The skill will search the machine for a local model copy, or ask the user for a model path.

---

## Directory Structure

```
skills/vllm-plugin-fl-setup-flagos/
├── SKILL.md                          # Skill definition (entry point)
├── README.md                         # This document (English)
├── README_zh.md                      # Chinese version
├── LICENSE.txt                       # Apache 2.0 License
└── references/                       # Backend-specific setup guides
    ├── npu.md                        # Huawei Ascend NPU setup
    ├── iluvatar_gpu.md               # Iluvatar BI-V150 GPU setup
    └── mthreads_gpu.md               # Moore Threads GPU setup
```

---

## File Descriptions

### Skill Definition

#### `SKILL.md`
The skill entry point. Defines trigger conditions, prerequisites, the 5-step installation workflow, backend-specific references, quick test procedure, and troubleshooting guide. The AI coding assistant uses this file to identify and invoke the skill.

### Reference Documents (`references/`)

#### `npu.md` — Huawei Ascend NPU Setup
Ascend-specific configuration including FlagTree installation (required before FlagGems), CANN toolkit setup, and eager execution requirements.

#### `iluvatar_gpu.md` — Iluvatar GPU Setup
Iluvatar BI-V150 specific configuration, including driver setup and `enforce_eager=True` requirement.

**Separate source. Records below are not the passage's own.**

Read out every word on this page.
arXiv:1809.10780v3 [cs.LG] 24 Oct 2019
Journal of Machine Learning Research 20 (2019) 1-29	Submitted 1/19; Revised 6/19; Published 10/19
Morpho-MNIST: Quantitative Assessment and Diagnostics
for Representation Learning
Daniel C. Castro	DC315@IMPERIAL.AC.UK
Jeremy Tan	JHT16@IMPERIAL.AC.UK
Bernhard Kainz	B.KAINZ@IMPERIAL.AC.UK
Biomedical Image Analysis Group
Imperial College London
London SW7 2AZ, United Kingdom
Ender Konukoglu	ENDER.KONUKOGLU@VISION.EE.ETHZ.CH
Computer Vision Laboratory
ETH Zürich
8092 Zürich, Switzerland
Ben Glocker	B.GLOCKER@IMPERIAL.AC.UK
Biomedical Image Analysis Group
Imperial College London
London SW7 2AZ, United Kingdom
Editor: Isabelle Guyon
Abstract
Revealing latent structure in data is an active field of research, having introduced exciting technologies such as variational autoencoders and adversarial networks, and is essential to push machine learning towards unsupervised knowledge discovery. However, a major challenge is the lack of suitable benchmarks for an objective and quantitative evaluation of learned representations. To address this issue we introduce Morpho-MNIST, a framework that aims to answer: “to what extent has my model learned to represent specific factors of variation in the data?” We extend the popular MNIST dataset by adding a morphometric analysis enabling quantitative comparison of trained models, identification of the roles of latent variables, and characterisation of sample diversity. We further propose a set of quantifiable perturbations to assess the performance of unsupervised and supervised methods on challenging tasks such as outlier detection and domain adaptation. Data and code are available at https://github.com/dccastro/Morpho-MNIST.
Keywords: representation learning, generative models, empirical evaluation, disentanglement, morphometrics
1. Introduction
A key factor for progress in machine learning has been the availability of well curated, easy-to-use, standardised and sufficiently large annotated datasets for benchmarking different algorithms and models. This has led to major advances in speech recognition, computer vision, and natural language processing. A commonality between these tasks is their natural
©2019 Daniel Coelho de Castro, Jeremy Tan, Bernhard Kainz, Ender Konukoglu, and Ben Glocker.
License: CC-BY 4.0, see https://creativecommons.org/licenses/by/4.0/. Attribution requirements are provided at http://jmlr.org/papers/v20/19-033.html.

#### `mthreads_gpu.md` — Moore Threads GPU Setup
Moore Threads specific configuration, including additional environment variables (`USE_FLAGGEMS=1`, `VLLM_MUSA_ENABLE_MOE_TRITON=1`) and vLLM launch parameters (`enforce_eager=True`, `block_size=64`).

---

## Troubleshooting

| Problem | Typical Cause | Fix |
|---|---|---|
| Out of memory on model load | GPU memory exhausted | Use `gpu_memory_utilization=0.8` parameter |
| FlagGems build failures | Missing build deps | Install `scikit-build-core`, `pybind11`, `ninja`, `cmake` |
| Plugin not loaded | Env var not set | Ensure `VLLM_PLUGINS='fl'` is exported |
| FlagCX communication errors | Path or build mismatch | Verify `FLAGCX_PATH` and platform build flag |
| Ascend-specific issues | FlagTree missing | See [references/npu.md](references/npu.md) |
| Cannot connect to GitHub | Network restrictions | Configure `http_proxy` / `https_proxy` |

---

## Usage in Your Project

Skills are typically placed under `.claude/skills/` (or the equivalent skills directory for your editor) in the project root.


### Install

```bash
# From your project root
mkdir -p .claude/skills
cp -r <path-to-this-repo>/skills/vllm-plugin-fl-setup-flagos .claude/skills/
```

---

## License

This project is licensed under the Apache 2.0 License. See [LICENSE.txt](LICENSE.txt) for details.